The simulate_variant_evolution() function is designed to be a general-purpose benchmarking tool for bioinformatics researchers. The full parameter space, including number of variants, mutation counts per variant, emergence timing, growth rates, stochastic deletion events, reference variability, and random seeds allows the systematic generation of arbitrarily large scenario libraries. Researchers can use this infrastructure to stress-test detection algorithms under varying levels of signal strength, variant competition, background noise, and sampling density, and to compare the sensitivity and specificity of alternative change point methods before applying them to real surveillance data. The traceable ground truth embedded in every simulation output makes formal evaluation of detection accuracy straightforward, as demonstrated in the method comparison above.

References

Cover, Thomas M., and Joy A. Thomas. 2006. Elements of Information Theory. 2nd ed. Wiley.

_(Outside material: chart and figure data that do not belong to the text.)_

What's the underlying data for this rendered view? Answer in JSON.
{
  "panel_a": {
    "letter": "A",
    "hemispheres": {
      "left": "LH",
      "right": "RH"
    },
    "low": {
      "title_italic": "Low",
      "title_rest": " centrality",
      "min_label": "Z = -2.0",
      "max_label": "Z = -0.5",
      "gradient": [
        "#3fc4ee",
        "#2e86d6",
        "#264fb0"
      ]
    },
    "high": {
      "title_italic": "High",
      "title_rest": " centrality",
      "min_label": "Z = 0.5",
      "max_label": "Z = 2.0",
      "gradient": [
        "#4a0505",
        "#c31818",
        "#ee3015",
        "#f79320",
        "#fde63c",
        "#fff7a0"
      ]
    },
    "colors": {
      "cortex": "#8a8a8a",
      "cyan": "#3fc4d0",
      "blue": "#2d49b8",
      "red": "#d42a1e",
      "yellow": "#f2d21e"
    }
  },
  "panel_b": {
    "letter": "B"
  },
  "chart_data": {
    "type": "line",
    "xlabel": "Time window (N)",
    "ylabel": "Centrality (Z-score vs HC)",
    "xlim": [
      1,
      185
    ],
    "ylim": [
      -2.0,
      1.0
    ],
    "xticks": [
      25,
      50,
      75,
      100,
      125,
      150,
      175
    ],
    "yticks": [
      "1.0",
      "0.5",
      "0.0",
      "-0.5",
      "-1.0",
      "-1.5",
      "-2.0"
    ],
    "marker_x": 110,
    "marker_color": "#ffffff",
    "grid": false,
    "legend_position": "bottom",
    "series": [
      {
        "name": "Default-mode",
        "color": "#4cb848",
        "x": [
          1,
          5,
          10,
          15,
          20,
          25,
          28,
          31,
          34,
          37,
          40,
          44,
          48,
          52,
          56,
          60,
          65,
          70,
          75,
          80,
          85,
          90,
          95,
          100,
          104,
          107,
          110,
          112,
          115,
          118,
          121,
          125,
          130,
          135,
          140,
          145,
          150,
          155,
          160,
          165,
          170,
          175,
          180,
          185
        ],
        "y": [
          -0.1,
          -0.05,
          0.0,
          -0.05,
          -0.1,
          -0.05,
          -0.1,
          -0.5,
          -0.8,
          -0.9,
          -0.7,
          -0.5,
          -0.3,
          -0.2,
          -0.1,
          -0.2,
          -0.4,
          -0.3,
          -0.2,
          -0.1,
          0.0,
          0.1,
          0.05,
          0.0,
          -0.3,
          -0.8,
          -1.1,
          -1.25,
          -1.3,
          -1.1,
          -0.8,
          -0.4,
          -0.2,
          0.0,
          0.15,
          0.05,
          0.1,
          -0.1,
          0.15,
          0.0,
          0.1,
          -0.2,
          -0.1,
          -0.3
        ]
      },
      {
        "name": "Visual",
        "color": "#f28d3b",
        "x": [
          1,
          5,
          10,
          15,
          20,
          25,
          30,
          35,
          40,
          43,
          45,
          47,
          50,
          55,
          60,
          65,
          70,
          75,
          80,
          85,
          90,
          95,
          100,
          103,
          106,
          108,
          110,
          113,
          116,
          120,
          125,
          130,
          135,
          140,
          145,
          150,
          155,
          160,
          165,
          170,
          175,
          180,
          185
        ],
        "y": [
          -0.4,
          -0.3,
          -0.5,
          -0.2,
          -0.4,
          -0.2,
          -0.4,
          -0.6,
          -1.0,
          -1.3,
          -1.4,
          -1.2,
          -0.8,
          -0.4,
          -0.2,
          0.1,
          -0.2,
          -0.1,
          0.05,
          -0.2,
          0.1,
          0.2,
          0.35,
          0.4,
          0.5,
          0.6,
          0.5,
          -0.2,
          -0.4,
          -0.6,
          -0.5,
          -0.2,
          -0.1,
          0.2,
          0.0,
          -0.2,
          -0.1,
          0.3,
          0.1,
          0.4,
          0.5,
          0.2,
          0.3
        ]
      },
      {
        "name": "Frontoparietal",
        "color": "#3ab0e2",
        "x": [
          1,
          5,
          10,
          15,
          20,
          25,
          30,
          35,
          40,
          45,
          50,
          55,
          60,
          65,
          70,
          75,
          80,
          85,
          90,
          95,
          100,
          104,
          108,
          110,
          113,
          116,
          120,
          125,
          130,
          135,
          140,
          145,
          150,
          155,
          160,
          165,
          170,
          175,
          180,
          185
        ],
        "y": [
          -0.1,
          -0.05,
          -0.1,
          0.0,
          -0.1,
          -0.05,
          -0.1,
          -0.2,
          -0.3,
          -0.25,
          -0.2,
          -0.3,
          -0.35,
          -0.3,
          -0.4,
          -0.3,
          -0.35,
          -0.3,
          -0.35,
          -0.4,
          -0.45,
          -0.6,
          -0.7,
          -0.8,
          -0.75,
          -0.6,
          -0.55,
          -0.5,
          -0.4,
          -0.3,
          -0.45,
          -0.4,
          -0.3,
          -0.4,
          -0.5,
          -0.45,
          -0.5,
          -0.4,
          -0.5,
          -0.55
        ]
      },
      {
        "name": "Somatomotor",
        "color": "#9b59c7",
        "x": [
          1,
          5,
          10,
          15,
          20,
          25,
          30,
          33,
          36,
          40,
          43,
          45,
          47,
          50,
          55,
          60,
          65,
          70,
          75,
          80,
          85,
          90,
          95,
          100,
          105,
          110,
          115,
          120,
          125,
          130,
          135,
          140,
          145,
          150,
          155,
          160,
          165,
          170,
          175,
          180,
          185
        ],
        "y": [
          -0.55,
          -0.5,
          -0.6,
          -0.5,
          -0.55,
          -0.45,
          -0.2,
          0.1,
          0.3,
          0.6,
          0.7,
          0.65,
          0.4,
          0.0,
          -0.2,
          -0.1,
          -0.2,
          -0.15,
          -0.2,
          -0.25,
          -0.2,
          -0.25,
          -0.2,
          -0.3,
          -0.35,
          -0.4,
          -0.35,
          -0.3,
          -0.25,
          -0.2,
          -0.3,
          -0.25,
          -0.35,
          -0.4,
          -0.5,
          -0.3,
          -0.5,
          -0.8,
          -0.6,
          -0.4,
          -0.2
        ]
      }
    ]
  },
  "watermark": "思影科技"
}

Gray, Robert M. 2011. Entropy and Information Theory. Springer.
Haynes, Kaylea, Paul Fearnhead, and Idris A. Eckley. 2017. “A Computationally Efficient Nonparametric Approach for Changepoint Detection.” Statistics and Computing 27 (5): 1293–1305. https://doi.org/10.1007/s11222-016-9687-5.
Matteson, David S., and Nicholas A. James. 2014. “A Nonparametric Approach for Multiple Change Point Analysis of Multivariate Data.” Journal of the American Statistical Association 109 (505): 334–45. https://doi.org/10.1080/01621459.2013.849605.
Székely, Gábor J., Maria L. Rizzo, and Nail K. Bakirov. 2007. “Measuring and Testing Dependence by Correlation of Distances.” Annals of Statistics 35 (6): 2769–94. https://doi.org/10.1214/009053607000000505.
Vaart, Aad W. van der. 1998. Asymptotic Statistics. Cambridge University Press.